The major problem facing any biographer of Joseph Smith’s early life is the lack of contemporary sources and the proliferation of later reminiscences. Van Wagoner takes an interesting approach to solve the issue. On the one hand, he sets out to privilege the earliest material; however, he doesn’t shy away from using later developments to shape what he believed were central character traits. And one of the primary Smithian features, according to Van Wagoner, was deception. So while he insists that The Peophet’s life was not “dominated by deception,” he still insists that “it is an important trait–one of many that define his character and personality. Ignoring the prophet’s duplicitous self will result in a failure to understand the man” (xiv). The introduction even goes so far as to share a number of anecdotes of Smith lying during the Nauvoo period in order to frame key questions of the narrative, since he believes it reveals Smith’s deeper character. Such is a fair and justifiable decision. But it does bring consequences. There are moments, especially related to majors events in LDS sacred history, that become politicized. Smith’s First Vision, for instance, is treated more as a later creation than a contemporary moment. Van Wagoner claims that Smith was much more interested in treasure seeking than religious visions in 1820 (186-188), implying the two things could not exist simultaneously. Such a dichotomous framework, of course, was Smith’s own later construction. The older Smith claimed a distinction between divinity and folklore, but did the younger Smith feel similarly?

One episode in this volume epitomizes these larger tensions of the entire book: the chapter on Joseph Smith’s leg surgery as a kid. On the one hand, Van Wagoner unearths the lecture notes, private and public writings, and student reminiscences related to Nathan Smith, the Dartmouth surgeon who performed the operation. That was excellent detective work, and revelations like that sprinkled throughout the text justify the volume on their own. But Van Wagoner also heavily (and uncritically) relies on Lucy Mack’s memoir to reconstruct the family psyche. So it’s a careful and tedious reconstruction of the nuts and bolts of contemporary medicine while still couched in the narrative of Lucy’s triumphant tale. And further, for secondary sources Van Wagoner overlooks recent scholarship on medicine and folk culture in favor of dated psychoanalysis. Thus the mix of useful and frustrating detail.

I don’t want these critiques to take away from my praise. Van Wagoner was a careful historian whose work deserves acclaim. This book is a fitting culmination for a career cut too short. And even more than exhaustive detail, I found the writing–save for an unfortunate reliance on block quotes–to be exceptional. Would that all Mormon history books featured this prose.

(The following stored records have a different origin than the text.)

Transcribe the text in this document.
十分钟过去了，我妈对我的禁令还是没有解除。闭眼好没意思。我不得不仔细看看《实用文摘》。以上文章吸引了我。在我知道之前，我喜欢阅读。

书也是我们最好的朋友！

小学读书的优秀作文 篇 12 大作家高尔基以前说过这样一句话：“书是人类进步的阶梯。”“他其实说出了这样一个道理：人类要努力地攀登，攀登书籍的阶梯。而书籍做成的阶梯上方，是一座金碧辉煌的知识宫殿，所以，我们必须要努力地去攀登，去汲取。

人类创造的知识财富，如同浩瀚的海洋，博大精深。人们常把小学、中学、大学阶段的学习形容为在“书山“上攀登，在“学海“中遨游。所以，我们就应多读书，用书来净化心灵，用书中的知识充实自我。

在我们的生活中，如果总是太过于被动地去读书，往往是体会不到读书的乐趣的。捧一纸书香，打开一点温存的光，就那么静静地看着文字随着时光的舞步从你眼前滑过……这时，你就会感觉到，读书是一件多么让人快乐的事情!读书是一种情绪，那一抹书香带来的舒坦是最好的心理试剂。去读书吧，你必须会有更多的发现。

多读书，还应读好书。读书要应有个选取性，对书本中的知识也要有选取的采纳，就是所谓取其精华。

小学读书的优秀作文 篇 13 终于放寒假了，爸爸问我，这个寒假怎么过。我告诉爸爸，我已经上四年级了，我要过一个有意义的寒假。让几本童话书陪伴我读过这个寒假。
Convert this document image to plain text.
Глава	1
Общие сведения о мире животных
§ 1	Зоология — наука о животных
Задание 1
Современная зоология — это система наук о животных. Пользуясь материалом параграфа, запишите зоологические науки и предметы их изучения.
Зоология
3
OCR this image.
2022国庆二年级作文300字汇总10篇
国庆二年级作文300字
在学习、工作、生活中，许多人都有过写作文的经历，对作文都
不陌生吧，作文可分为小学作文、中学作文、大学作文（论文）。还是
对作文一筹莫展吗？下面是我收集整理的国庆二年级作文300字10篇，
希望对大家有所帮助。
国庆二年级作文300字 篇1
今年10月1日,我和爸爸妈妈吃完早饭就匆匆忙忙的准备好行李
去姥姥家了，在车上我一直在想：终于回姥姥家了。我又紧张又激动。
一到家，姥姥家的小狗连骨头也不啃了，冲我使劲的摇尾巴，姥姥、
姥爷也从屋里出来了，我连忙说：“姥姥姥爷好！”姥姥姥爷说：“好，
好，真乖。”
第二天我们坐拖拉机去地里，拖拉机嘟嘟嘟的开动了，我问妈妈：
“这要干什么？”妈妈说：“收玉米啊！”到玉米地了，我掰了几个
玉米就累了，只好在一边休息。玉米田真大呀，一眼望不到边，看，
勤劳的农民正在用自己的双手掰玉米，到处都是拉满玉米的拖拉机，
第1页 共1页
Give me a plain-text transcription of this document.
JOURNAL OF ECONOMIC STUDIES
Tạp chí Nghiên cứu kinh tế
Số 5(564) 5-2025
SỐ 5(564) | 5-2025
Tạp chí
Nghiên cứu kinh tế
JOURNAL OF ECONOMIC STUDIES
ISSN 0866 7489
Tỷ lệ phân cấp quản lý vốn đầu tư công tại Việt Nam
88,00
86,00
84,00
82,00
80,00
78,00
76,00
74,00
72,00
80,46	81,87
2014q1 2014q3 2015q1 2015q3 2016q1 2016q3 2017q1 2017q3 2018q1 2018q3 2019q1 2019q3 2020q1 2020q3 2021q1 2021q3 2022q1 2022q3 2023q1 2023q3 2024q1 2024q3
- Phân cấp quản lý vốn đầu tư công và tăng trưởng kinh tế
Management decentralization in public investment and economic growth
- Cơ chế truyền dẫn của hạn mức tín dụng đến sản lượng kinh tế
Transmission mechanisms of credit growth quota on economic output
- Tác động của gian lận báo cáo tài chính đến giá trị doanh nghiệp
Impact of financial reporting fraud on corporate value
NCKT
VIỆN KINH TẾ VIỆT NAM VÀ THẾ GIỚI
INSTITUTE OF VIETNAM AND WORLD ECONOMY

I’m going to close this review with a discussion of audience. Who was this book written for? Due to its meticulous detail and parochial scope, not to mention frequent and sometimes unexplained references to later episodes in Smith’s life, Natural Born Seer probably won’t find many readers amongst those unfamiliar with LDS history. And because it does not really engage current academic questions, it likely won’t catch the eyes of the non-Mormon scholarly community. But that’s okay, because I’d argue this book wasn’t designed for these people. Rather, this book is written for Mormon readers who, after reading classics in the field, are ready to make a deeper dive into Joseph Smith’s life. This is the Mormon history book for the Mormon history nerds. And because of that–because it carries certain assumptions concerning its audience–it can dig deeper than other volumes.
For those anxious for a deeper look into Joseph Smith’s origins story, Natural Born Seer is an exceptionally useful resource.